California is about to become the big cheese.
Already the nation's largest milk producer, the Golden State (think cheddar) will pass Wisconsin to be the top cheese maker by 2005, the California Milk Advisory Board said Monday.
Size matters, according to state dairy officials, who point to the numbers: There are 1.7 million dairy cows in California and 2,100 dairies that sell more than $4 billion in milk annually and pay about $600 million in wages. California made 1.7 billion pounds of cheese last year. That was behind Wisconsin's 2.2 billion -- but not for long.
Wisconsin officials claim to be unimpressed. They say they know California someday will become the nation's top cheese whiz. Anyway, they argue, it's not quantity but quality that counts.
"It's not about who makes the most," said Patrick Geoghegan, spokesman for the Wisconsin Milk Marketing Board. "What matters is who makes the best."

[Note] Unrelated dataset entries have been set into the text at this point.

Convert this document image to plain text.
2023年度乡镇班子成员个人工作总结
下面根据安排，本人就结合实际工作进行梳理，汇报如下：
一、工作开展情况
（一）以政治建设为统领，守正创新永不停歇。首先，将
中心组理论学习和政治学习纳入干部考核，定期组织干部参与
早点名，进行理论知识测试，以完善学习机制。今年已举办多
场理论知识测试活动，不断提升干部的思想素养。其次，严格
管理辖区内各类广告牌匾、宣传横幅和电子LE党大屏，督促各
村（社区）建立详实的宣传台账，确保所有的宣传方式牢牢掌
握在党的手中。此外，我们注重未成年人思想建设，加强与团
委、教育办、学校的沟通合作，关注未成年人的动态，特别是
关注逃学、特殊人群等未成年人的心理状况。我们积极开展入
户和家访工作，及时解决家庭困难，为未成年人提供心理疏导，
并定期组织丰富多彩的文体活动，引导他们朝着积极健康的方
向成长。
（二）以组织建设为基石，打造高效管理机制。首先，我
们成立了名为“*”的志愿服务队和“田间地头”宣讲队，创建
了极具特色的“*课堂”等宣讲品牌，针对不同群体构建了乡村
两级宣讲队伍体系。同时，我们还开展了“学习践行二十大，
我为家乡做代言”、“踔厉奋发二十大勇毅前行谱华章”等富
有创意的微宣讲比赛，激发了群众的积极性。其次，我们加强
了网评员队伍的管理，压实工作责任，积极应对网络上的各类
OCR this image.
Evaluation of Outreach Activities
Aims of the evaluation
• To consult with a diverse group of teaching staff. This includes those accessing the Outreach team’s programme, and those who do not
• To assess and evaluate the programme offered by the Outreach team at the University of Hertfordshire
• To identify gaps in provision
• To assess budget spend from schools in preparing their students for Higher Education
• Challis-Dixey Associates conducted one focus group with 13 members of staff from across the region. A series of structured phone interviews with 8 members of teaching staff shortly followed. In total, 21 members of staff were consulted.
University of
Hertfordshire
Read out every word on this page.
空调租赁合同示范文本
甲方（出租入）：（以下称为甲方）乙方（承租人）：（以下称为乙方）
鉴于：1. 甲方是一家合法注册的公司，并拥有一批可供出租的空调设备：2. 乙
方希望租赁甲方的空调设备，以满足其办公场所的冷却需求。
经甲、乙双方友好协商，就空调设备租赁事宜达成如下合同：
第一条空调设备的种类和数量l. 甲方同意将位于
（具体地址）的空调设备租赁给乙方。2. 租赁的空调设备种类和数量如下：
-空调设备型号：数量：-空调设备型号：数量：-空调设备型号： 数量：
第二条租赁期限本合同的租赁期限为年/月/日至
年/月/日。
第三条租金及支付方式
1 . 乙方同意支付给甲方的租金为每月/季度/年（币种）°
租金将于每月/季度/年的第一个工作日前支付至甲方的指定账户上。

Milk and its byproducts are California's top agricultural commodities. Last year, the state produced 20% of the nation's milk and cheese, compared with Wisconsin's 26%, and the milk board said California's share would be as much as 30% within a decade.
Since 1995, the number of California cheese makers has grown to 64 from 50, while cheese varieties have tripled to 200. Cheese output has risen by double-digit rates in nine of the last 15 years; Wisconsin's has gone up about 10% in the last 10 years. And during that time, California grabbed the national lead in making butter, ice cream and powdered milk.
People shouldn't think only "about technology and computers when they think of growth industries in California," said Stan Andre, chief executive of the milk board.